- Naduvalur Location in Tamil Nadu, India Naduvalur Naduvalur (India)
- Coordinates: 11°29′N 78°39′E﻿ / ﻿11.48°N 78.65°E
- Country: India
- State: Tamil Nadu
- District: Salem
- Established: 1962
- Elevation: 292 m (958 ft)

Population (2010)
- • Total: 6,000

Languages
- • Official: Tamil
- Time zone: UTC+5:30 (IST)
- PIN: 636105
- Telephone code: 04282
- Vehicle registration: TN-27, TN-30, TN-54 and TN-77
- Coastline: 0 kilometres (0 mi)
- Nearest city: Salem
- Lok Sabha constituency: Kallakurichi
- Climate: Moderate (Köppen)

= Naduvalur =

Naduvalur is a village in the tehsil (taluk) of Gangavalli, which is located in the Salem district of the state of Tamil Nadu. The village is located in the central part of the southernmost state of India.

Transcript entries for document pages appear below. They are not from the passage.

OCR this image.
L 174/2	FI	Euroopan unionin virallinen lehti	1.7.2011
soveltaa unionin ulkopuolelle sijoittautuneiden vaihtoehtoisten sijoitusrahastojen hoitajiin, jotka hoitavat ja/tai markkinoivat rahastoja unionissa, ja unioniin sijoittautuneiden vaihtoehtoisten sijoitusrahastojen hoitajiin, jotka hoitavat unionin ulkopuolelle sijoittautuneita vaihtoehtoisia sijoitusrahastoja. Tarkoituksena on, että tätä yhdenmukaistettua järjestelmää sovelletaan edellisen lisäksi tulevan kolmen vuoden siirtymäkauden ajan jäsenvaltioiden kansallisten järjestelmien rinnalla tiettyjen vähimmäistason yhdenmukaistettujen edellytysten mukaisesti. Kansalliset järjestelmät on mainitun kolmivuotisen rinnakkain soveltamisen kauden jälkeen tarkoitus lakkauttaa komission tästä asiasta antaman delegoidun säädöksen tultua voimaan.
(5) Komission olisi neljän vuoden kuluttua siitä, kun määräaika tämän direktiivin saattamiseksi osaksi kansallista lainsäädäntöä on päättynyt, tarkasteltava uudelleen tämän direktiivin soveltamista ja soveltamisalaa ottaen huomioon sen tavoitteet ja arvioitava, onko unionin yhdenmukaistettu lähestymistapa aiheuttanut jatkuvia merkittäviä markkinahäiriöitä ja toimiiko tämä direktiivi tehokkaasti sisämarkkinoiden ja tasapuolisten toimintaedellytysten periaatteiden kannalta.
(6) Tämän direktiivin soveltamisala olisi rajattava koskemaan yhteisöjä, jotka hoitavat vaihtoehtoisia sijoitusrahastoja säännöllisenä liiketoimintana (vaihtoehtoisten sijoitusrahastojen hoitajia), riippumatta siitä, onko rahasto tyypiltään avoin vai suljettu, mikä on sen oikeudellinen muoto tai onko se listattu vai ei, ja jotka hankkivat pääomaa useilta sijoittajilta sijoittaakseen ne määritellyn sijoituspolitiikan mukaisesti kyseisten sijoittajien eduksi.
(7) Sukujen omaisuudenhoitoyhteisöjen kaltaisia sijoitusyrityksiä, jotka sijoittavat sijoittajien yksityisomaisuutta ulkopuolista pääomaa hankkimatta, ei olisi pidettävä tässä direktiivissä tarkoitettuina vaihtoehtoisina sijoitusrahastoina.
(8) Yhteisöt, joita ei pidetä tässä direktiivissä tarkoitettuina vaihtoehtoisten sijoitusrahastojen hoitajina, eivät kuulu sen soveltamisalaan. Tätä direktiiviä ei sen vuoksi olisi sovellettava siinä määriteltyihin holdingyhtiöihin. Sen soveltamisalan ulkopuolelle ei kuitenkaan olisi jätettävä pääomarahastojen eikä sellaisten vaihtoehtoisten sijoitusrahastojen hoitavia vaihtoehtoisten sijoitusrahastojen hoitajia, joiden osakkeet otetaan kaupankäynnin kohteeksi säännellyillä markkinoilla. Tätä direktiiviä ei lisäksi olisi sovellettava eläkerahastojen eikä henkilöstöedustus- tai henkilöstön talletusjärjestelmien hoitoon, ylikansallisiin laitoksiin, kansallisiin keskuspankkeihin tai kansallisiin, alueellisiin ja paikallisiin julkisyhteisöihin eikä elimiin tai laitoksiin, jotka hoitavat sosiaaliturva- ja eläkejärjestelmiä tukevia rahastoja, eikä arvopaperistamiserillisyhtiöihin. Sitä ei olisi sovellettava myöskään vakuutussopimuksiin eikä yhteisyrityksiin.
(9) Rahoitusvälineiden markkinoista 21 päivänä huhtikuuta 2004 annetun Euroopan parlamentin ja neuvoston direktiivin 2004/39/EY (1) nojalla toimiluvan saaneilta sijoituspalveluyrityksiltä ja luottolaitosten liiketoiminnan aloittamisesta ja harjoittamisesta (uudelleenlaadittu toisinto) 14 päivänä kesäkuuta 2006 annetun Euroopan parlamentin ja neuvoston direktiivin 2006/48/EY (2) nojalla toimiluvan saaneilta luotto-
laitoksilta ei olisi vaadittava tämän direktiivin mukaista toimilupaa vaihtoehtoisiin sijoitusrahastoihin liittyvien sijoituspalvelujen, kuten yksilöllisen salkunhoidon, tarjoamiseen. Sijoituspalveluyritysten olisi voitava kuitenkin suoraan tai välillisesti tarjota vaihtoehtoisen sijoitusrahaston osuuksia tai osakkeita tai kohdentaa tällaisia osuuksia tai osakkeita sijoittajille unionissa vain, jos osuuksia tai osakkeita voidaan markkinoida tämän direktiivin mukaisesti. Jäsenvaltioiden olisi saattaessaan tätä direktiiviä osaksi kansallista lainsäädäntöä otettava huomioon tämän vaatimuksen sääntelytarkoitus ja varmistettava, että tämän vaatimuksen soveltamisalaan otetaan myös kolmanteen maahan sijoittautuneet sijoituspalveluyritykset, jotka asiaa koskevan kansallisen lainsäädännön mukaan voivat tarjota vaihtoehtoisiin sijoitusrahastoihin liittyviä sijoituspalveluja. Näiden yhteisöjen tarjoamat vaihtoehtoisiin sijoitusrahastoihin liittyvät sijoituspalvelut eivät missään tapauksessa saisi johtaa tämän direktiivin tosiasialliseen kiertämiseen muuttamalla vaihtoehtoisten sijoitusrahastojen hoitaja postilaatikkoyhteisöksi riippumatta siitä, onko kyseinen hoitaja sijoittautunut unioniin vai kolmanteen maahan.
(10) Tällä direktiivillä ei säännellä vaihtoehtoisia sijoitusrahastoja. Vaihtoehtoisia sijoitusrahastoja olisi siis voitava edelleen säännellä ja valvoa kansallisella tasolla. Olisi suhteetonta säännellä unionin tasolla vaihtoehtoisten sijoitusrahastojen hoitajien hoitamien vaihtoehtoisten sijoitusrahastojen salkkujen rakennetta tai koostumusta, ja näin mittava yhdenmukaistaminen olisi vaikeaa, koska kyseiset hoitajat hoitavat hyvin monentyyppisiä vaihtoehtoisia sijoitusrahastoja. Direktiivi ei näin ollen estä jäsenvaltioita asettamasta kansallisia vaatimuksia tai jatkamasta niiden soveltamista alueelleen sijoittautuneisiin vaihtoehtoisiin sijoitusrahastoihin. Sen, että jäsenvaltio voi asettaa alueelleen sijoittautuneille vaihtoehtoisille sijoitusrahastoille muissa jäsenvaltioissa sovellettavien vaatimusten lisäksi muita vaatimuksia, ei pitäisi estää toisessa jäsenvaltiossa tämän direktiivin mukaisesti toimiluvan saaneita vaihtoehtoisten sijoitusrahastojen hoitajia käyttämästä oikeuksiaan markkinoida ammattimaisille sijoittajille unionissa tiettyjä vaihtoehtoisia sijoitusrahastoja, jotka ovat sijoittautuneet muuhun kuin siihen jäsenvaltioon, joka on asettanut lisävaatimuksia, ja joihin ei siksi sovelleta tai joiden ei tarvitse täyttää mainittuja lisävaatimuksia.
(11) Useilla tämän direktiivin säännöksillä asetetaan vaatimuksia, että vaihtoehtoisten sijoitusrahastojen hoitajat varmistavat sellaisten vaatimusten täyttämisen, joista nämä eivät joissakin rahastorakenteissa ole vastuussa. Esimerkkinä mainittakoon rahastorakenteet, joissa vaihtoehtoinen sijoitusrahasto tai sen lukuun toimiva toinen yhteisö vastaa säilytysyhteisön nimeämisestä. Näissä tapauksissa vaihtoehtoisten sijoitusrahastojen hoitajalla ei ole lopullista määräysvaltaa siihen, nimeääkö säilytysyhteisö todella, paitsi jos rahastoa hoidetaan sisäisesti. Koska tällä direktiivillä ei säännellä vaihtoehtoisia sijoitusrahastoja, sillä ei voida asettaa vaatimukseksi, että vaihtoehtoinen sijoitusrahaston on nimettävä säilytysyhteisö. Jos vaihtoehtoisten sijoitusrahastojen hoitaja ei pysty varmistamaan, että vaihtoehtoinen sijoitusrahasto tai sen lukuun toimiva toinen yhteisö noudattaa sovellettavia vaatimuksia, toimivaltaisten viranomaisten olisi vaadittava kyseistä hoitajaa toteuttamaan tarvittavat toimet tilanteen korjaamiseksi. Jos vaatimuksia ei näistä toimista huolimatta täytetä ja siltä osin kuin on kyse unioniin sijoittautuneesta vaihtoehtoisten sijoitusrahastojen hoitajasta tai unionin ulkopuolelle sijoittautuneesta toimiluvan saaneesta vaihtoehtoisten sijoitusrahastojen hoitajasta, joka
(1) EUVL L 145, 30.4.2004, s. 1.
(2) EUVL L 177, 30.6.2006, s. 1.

Naduvalur is the largest village in the tehsil, and has the largest delegation to the Gangavalli Tehsil Council.

== Location ==
Naduvalur is located 60 km from Salem, 12 km from Attur, 43 km from Perambalur and 3 km from Gangavalli. It is located on the State Highway 157 connecting Attur and Trichirapalli. Tamil is the primary language used here. This is a fast developing village in Gangavalli taluk.

==Politics==
Naduvalur is part of Kallakurichi in terms of Lok Shaba constituency and part of Gangavalli in terms of state assembly constituency.